Поскольку мое рождение не помогло ей воскресить мужа, мать сразу же стала относиться ко мне как к чему-то бесполезному, ни на что не годному – в полном смысле слова, и оставила меня на его попечение.
А я обожал этого человека. Конечно же, я не знал, что он умирает, я принимал его вялость за мягкость и любил его за это, ах, как же я любил его, я во всем подражал ему, вплоть до того, что и сам превратился в идеального маленького умирающего. Как и он, я мало двигался, почти ничего не ел, подстраивался под его замедленные движения, я рос, не развиваясь физически, короче говоря, прилагал все усилия, чтобы не «входить в тело». Как и он, я помногу молчал или изъяснялся посредством мягкой иронии, бросая вокруг долгие взгляды, преисполненные бессильной любви. Одно из моих яичек упорно не желало показываться на свет, словно я решил жить лишь наполовину. К восьми или девяти годам хирургическое вмешательство водрузило его на место, несмотря на сопротивление, однако я еще долго считал себя неполноценным по этой части.

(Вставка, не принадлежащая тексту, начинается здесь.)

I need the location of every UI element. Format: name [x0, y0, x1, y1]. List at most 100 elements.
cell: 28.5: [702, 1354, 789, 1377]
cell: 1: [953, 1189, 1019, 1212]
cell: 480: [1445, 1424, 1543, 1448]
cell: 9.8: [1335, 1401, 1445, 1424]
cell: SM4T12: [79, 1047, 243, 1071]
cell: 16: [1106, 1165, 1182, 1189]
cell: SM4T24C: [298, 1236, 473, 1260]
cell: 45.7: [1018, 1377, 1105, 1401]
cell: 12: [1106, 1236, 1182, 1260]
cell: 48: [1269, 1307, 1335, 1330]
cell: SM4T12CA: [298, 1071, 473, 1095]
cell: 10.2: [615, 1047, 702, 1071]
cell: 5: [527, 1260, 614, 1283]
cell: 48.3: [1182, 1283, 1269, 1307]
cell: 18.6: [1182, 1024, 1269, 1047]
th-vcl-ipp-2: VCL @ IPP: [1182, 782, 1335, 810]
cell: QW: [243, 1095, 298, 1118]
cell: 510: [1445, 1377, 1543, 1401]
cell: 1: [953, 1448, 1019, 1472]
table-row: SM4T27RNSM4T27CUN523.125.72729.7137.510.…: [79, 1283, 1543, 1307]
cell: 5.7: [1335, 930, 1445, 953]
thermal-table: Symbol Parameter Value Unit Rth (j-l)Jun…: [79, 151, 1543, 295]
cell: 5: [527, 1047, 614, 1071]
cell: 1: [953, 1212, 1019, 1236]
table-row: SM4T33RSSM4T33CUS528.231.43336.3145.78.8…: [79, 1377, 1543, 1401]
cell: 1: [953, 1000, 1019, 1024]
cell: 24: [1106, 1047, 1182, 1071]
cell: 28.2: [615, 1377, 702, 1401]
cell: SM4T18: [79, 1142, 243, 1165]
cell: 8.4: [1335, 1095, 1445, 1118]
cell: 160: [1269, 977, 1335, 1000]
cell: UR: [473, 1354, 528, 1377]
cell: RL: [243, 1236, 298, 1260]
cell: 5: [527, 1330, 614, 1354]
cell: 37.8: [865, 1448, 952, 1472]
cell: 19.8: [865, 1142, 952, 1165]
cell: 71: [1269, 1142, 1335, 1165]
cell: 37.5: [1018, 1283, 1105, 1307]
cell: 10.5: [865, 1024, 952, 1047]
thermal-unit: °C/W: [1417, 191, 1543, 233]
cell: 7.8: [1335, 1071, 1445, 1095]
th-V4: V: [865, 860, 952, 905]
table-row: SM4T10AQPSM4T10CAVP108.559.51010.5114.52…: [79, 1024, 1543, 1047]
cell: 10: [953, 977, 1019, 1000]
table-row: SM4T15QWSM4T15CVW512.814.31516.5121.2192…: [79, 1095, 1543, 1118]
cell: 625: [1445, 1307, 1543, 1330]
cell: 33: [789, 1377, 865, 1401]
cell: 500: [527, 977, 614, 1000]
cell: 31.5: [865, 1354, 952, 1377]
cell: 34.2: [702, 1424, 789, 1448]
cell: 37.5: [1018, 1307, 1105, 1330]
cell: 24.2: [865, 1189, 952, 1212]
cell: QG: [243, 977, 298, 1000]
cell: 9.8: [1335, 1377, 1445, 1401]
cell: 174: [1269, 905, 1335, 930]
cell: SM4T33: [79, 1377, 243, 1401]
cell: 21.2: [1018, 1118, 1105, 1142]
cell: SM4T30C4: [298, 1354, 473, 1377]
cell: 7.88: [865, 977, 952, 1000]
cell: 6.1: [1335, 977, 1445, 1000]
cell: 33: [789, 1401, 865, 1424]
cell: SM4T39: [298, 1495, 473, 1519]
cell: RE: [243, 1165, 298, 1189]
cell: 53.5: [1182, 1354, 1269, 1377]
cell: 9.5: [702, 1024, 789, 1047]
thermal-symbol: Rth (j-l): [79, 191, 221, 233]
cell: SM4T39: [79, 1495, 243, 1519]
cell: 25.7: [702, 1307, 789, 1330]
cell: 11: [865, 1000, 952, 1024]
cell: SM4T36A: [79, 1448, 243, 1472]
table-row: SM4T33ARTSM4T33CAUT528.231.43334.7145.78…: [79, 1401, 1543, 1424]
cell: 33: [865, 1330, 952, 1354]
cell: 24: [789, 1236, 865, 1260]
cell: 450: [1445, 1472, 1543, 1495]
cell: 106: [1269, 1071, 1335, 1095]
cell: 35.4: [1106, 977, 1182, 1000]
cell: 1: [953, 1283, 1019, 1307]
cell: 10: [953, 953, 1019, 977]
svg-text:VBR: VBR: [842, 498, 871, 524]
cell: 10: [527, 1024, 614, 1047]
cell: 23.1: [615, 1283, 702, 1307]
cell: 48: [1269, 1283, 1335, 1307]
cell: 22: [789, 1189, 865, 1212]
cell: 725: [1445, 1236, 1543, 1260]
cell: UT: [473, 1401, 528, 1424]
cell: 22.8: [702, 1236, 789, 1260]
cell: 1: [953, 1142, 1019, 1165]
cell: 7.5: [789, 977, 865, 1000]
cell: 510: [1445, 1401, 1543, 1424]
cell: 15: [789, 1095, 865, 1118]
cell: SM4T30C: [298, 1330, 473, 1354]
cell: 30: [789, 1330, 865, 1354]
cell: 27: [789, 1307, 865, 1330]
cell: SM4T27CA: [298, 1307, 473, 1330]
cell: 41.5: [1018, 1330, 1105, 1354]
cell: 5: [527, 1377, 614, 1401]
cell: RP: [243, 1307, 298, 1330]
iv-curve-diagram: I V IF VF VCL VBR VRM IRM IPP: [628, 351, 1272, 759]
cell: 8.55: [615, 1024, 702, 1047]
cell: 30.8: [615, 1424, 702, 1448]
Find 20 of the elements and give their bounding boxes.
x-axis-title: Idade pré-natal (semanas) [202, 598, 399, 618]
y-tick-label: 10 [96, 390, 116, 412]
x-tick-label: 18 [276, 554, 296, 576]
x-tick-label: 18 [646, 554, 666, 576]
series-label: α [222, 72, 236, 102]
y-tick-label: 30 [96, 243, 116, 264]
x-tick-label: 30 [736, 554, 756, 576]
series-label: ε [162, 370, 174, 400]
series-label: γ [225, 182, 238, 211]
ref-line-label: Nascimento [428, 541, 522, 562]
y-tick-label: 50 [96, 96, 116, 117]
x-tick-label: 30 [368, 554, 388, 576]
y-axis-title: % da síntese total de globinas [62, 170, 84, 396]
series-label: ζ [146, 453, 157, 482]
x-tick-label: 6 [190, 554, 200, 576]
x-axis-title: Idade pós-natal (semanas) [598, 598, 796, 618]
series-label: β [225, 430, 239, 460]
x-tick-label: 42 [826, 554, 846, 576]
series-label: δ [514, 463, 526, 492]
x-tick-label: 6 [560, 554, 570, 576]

Мать звала нас с отцом призраками. «Ох и надоели мне эти два призрака, сил никаких нет!» – слышали мы из-за захлопывавшейся за ней с треском двери. (Она то и дело бросала нас, никуда при этом не деваясь, отсюда и эти воспоминания о постоянно хлопающих дверях.) Так что первые десять лет своей жизни я прожил исключительно в обществе моего постепенно ускользающего отца. Он смотрел на меня, словно сокрушаясь, что вынужден покинуть этот мир, оставляя в нем ребенка, исторгнутого у него внутривидовым оптимизмом. Однако оставить меня, предварительно не вооружив, – об этом не могло быть и речи. Невзирая на слабость, он занялся моим образованием. И неплохо занялся, можешь мне поверить! Последние годы его жизни были отчаянной гонкой двух разумов – его, угасающего, и моего, расцветающего. Он хотел, чтобы к моменту его смерти сын умел читать, писать, считать, отказывать, думать, запоминать, рассуждать, промолчать когда нужно, не переставая при этом мыслить. Таковы были его планы. Игры? На них не было времени. И потом, какие игры при таком теле? Я был вялым, стеснительным ребенком, знаешь, из тех, что торчат у песочницы, цепенея от активности себе подобных. «А этот, – говорила матушка, указывая на меня пальцем, – и вообще – тень призрака!»